Go to My Computer -> Properties -> Advanced system settings -> Advanced -> Environment Variables -> Edit Path under System Variables section.
Click New -> Add the curl.exe folder location.
Run the below command in Windows command prompt to check whether Curl is installed and configured correctly.
Step 4
In order to read data from Twitter application, we have to create App in Twitter, Go to -> https://apps.twitter.com
Prerequisites
- The user should have a Twitter account.
- The user should have provided a mobile number in the Twitter account.
Create App by filling the required fields. If you do not have website details, give https://google.com/ a shot.
Click “Create your Twitter Application” button.
Step 5
Go to "Keys and Access Tokens" tab and note down Consumer Key (API Key) and Consumer Secret (API Secret).
Twitter supports OATH 2.0 Authentication so we have to generate Bearer token. For that, we need to convert API Key and API Secret in Base64 format. Go to https://www.base64encode.org/
Syntax
<Consumer Key (API Key)> : <Consumer Secret (API Secret)>
For example
ABCD:EFGH
Click Encode, then copy the encoded code - QUJDRDpFRkdI
Step 6
Enter the below command in Windows Command Prompt.
Syntax
Curl --compressed "https://api.twitter.com/oauth2/token"
--header "Accept-Encoding: identity" --header "Authorization: Basic <Base64Code>"
--header "Content-Type: application/x-www-form-urlencoded; charset=UTF-8"
--data "grant type=client credentials"
Example
Curl --compressed "https://api.twitter.com/oauth2/token" --header "Accept-Encoding: identity" --header "Authorization: Basic QUJDRDpFRkdI" --header "Content-Type: application/x-www-form-urlencoded;charset=UTF-8" --data "grant type=client credentials"
https://dev.twitter.com/oauth/application-only
The response will be in JSON format like below.
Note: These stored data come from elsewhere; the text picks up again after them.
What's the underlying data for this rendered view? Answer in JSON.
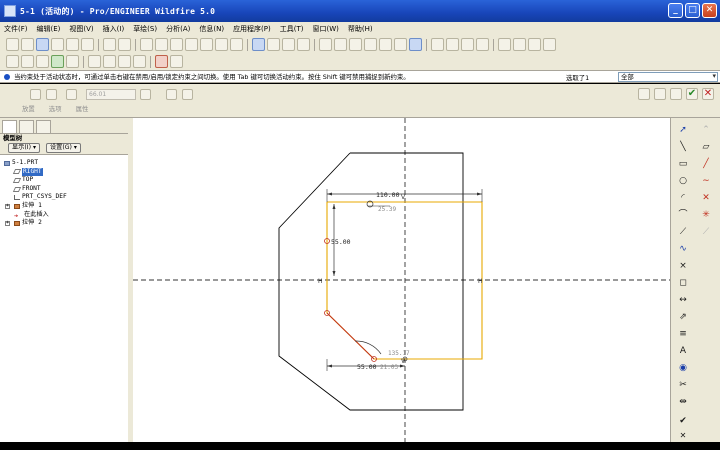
{
  "window": {
    "title": "5-1 (活动的) - Pro/ENGINEER Wildfire 5.0",
    "minimize": "_",
    "maximize": "□",
    "close": "✕"
  },
  "menu": [
    "文件(F)",
    "编辑(E)",
    "视图(V)",
    "插入(I)",
    "草绘(S)",
    "分析(A)",
    "信息(N)",
    "应用程序(P)",
    "工具(T)",
    "窗口(W)",
    "帮助(H)"
  ],
  "message": {
    "text": "当约束处于活动状态时，可通过单击右键在禁用/启用/锁定约束之间切换。使用 Tab 键可切换活动约束。按住 Shift 键可禁用捕捉到新约束。",
    "filter_label": "选取了1",
    "filter_value": "全部"
  },
  "dashboard": {
    "depth_value": "66.01",
    "tabs": [
      "放置",
      "选项",
      "属性"
    ]
  },
  "model_tree": {
    "header": "模型树",
    "show_button": "显示(I)",
    "settings_button": "设置(G)",
    "items": [
      {
        "label": "5-1.PRT",
        "icon": "part-icon"
      },
      {
        "label": "RIGHT",
        "icon": "datum-plane-icon",
        "selected": true
      },
      {
        "label": "TOP",
        "icon": "datum-plane-icon"
      },
      {
        "label": "FRONT",
        "icon": "datum-plane-icon"
      },
      {
        "label": "PRT_CSYS_DEF",
        "icon": "csys-icon"
      },
      {
        "label": "拉伸 1",
        "icon": "extrude-icon",
        "expandable": true
      },
      {
        "label": "在此插入",
        "icon": "insert-here-icon"
      },
      {
        "label": "拉伸 2",
        "icon": "extrude-icon",
        "expandable": true
      }
    ]
  },
  "sketch": {
    "dimensions": {
      "top_width": "110.00",
      "top_angle": "25.39",
      "left_height": "55.00",
      "bottom_width": "55.00",
      "bottom_offset": "21.03",
      "arc_angle": "135.17"
    },
    "axis_labels": {
      "h_left": "H",
      "h_right": "H",
      "v_top": "V",
      "v_bottom": "V"
    }
  },
  "colors": {
    "sketch_line": "#e8a800",
    "geometry": "#000000",
    "dimension": "#3a3a3a",
    "constraint": "#c03020"
  }
}
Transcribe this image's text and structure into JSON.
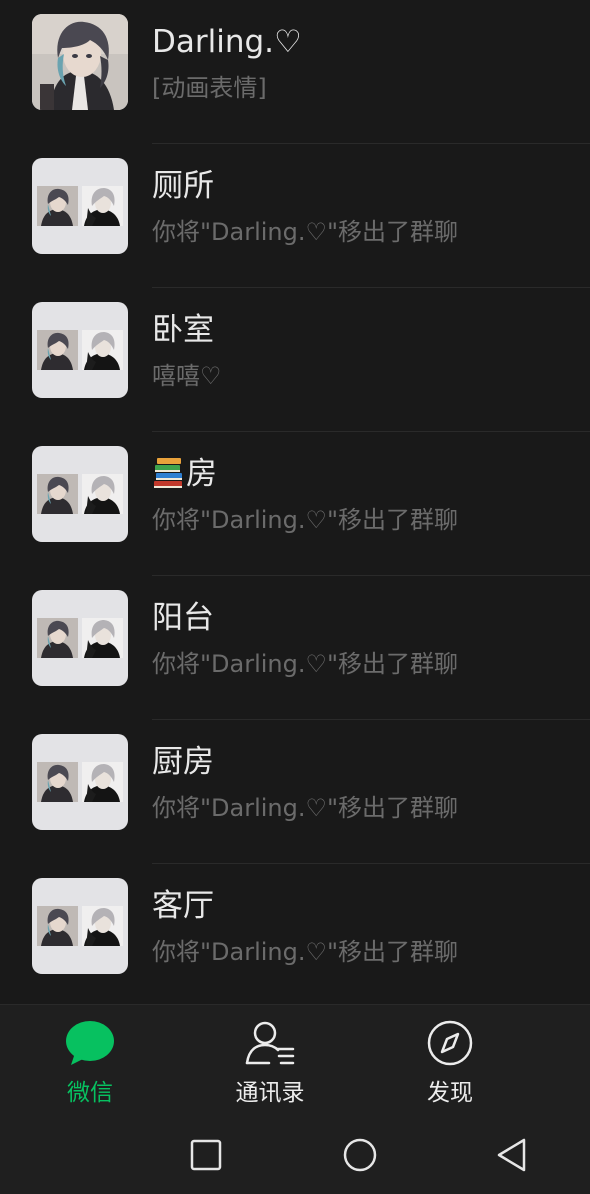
{
  "chats": [
    {
      "name": "Darling.♡",
      "preview": "[动画表情]",
      "avatar": "single-portrait"
    },
    {
      "name": "厕所",
      "preview": "你将\"Darling.♡\"移出了群聊",
      "avatar": "group-grid"
    },
    {
      "name": "卧室",
      "preview": "嘻嘻♡",
      "avatar": "group-grid"
    },
    {
      "name": "房",
      "name_emoji": "books-icon",
      "preview": "你将\"Darling.♡\"移出了群聊",
      "avatar": "group-grid"
    },
    {
      "name": "阳台",
      "preview": "你将\"Darling.♡\"移出了群聊",
      "avatar": "group-grid"
    },
    {
      "name": "厨房",
      "preview": "你将\"Darling.♡\"移出了群聊",
      "avatar": "group-grid"
    },
    {
      "name": "客厅",
      "preview": "你将\"Darling.♡\"移出了群聊",
      "avatar": "group-grid"
    }
  ],
  "tabs": [
    {
      "label": "微信",
      "icon": "chat-bubble-icon",
      "active": true
    },
    {
      "label": "通讯录",
      "icon": "contacts-icon",
      "active": false
    },
    {
      "label": "发现",
      "icon": "compass-icon",
      "active": false
    }
  ],
  "system_nav": {
    "buttons": [
      "recent-apps-icon",
      "home-icon",
      "back-icon"
    ]
  },
  "colors": {
    "background": "#191919",
    "accent": "#07c160",
    "name_text": "#e8e8e8",
    "preview_text": "#6b6b6b"
  }
}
{"token_type":"bearer","access_token":"XXXXXXXXXXXXXXXXXXXXXXXXXXXXXXXXXXXXXXXXXXXXXXXXXXXXX"}
Note down the access token.
Step 6
Now, I am going to fetch tweets of the film actor Kamal Haasan. So I want to know his twitter account name
Account name - iKamalHaasan
Curl Command
Curl --get --compressed "https://api.twitter.com/1.1/statuses/user_timeline.json" --data "screen_name=ikamalhaasan" --data "count=200" --header "Authorization: Bearer XXXXXXXXXXXXXXXXXXXXXXXXXXXXXXXXXXXXXXXXXXXXXX" -o Kamal.txt
Note
Enter your bearer token.
Refer
https://dev.twitter.com/rest/reference/get/statuses/user_timeline
Output file is saved in the C:\Users\Madhan\Kamal_Tweets.txt
Step 7
Run the below SQL statement to load JSON Data into SQL Table.
- CREATE TABLE[dbo].[Tweets_JSON]
- (
- [JSON_STRING][varchar](max) NULL)
- BULK INSERT[dbo].[Tweets_JSON] FROM 'C:\Users\Madhan\Kamal_Tweets.txt'
Step 8
Run the below query to parse JSON String.
- SELECT J.*FROM[dbo].[Tweets_JSON]
- CROSS APPLY OPENJSON(JSON_STRING)
- With(
- [id_str] Varchar(100), [created_at] Varchar(100), [text] NVarchar(600), [source] Varchar(100), [retweet_count] Varchar(100), [favorite_count] Varchar(100), [lang] Varchar(100)
- )
Thank You!!